Less than and greater than sign in DOMDocument XML .lsg


I'm trying to add some new elements to an lsg file (consisting of XML) with a PHP script. The lsg file is then imported into limesurvey. The problem is that I can't properly add characters such as < and >, which I need to add. They appear only as their entity references (e.g < and >) which doesn't work properly when importing to limesurvey. If I manually change the entity references to < and >

I've tried to use PHP DOMDocument to do this. My code looks similar to this:

$dom = new DOMDocument();
$dom->load('template.lsg');

$subquestions = $dom->getElementById('subquestions');

$newRow = $dom->createElement('row');
$subquestions->appendChild($newRow);

$properties[] = array('name' => 'qid', 'value' => "![CDATA[1]]");

foreach ($properties as $prop) {
    $element = $dom->createElement($prop['name']);
    $text = $dom->createTextNode($prop['value']);
    $startTag = $dom->createEntityReference('lt');
    $endTag = $dom->createEntityReference('gt');
    $element->appendChild($startTag);
    $element->appendChild($text);
    $element->appendChild($endTag);
    $supplier->appendChild($element);
}

$response = $dom->saveXML();
$dom->save('test.lsg');

The result of that one row is like this:

<row>
        <qid>&lt;![CDATA[7]]&lt;</qid>
</row>

While it should look like this:

<row>
    <qid><![CDATA[7]]></qid>
</row>

Any suggestions?


Solution

  • CDATA sections are a special kind of text nodes. They encode/decode a lot less and they keep leading/trailing whitespaces. So a DOM parser should read the same values from the following two example nodes:

    <examples>
      <example>text<example>
      <example><![CDATA[text]]]></example>
    </examples>
    

    To create a CDATA section use the DOMDocument::createCDATASection() method and append it like any other node. DOMNode::appendChild() returns the appended node, so you can nest the calls:

    $properties = [
       [ 'name' => 'qid', 'value' => "1"]
    ];
    
    $document = new DOMDocument();
    $subquestions = $document->appendChild(
        $document->createElement('subquestions')
    );
    
    // appendChild() returns the node, so it can be nested
    $row = $subquestions->appendChild(
      $document->createElement('row')
    );
    // append the properties as element tiwth CDATA sections
    foreach ($properties as $property) {
        $element = $row->appendChild(
            $document->createElement($property['name'])
        );
        $element->appendChild(
            $document->createCDATASection($property['value'])
        );
    }
    
    $document->formatOutput = TRUE;
    echo $document->saveXML();
    

    Output:

    <?xml version="1.0"?>
    <subquestions>
      <row> 
        <qid><![CDATA[1]]></qid>
      </row> 
    </subquestions>
    

    Using a normal text nodes works better most of the time.

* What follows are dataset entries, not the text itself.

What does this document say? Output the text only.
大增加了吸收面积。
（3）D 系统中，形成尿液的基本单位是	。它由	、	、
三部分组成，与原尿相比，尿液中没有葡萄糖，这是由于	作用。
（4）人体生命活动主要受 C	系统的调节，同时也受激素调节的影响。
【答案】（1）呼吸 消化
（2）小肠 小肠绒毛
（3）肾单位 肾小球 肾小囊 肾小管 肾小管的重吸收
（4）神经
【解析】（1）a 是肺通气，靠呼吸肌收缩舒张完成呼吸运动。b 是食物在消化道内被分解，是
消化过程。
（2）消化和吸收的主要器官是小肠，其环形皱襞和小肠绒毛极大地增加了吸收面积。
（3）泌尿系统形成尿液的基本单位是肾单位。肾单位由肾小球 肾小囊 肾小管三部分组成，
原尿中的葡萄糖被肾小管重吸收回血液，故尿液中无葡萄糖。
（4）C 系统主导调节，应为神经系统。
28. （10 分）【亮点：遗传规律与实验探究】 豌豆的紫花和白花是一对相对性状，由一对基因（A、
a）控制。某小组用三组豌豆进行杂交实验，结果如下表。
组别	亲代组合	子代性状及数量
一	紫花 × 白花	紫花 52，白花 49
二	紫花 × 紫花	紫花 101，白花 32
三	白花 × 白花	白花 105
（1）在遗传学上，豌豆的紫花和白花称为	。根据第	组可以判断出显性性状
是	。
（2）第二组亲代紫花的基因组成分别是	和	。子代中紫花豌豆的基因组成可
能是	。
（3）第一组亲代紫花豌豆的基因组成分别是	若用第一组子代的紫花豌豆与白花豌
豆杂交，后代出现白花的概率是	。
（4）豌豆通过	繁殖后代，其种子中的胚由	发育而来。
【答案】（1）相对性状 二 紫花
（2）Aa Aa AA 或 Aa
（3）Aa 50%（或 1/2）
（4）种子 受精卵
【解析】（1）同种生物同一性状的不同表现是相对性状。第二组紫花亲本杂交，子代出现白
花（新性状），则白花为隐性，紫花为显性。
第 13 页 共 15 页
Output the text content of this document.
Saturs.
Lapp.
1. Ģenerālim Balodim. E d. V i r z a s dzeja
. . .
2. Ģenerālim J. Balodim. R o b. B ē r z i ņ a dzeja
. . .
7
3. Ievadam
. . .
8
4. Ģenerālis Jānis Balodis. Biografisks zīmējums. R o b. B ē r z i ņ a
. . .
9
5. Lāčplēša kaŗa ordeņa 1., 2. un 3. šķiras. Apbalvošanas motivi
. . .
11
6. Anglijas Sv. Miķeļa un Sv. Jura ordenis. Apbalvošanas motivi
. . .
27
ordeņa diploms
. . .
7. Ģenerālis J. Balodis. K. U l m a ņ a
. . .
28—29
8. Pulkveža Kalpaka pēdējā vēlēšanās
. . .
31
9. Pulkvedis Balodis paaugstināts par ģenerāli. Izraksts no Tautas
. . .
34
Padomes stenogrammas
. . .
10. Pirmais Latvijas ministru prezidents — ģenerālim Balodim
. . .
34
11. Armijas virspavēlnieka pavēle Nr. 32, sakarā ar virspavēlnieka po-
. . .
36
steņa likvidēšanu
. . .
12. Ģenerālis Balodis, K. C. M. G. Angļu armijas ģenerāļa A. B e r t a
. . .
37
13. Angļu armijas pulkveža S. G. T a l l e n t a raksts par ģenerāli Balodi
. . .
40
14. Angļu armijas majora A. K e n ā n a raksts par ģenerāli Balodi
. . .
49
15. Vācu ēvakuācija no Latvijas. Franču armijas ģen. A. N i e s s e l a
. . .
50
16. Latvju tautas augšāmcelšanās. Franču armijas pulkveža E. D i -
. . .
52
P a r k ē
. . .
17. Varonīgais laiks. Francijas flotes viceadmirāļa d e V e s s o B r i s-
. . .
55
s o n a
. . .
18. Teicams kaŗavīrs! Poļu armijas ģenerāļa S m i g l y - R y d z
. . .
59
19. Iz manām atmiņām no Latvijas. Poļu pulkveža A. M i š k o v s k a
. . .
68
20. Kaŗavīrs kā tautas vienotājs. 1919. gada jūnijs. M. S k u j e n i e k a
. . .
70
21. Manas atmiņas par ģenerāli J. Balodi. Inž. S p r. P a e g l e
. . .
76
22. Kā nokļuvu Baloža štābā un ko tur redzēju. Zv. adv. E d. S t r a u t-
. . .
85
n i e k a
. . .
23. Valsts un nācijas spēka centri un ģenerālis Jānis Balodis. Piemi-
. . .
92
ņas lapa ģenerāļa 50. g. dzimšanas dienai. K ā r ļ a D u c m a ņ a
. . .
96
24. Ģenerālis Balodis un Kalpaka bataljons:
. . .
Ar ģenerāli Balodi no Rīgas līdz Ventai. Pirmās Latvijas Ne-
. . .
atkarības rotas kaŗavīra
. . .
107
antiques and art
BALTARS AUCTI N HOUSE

    foreach ($properties as $property) {
        $element = $row->appendChild(
            $document->createElement($property['name'])
        );
        $element->appendChild(
            $document->createTextNode($property['value'])
        );
    }
    

    This can be optimized by using the DOMNode::$textContent property.

    foreach ($properties as $property) {
        $row->appendChild(
            $document->createElement($property['name'])
        )->textContent = $property['value'];
    }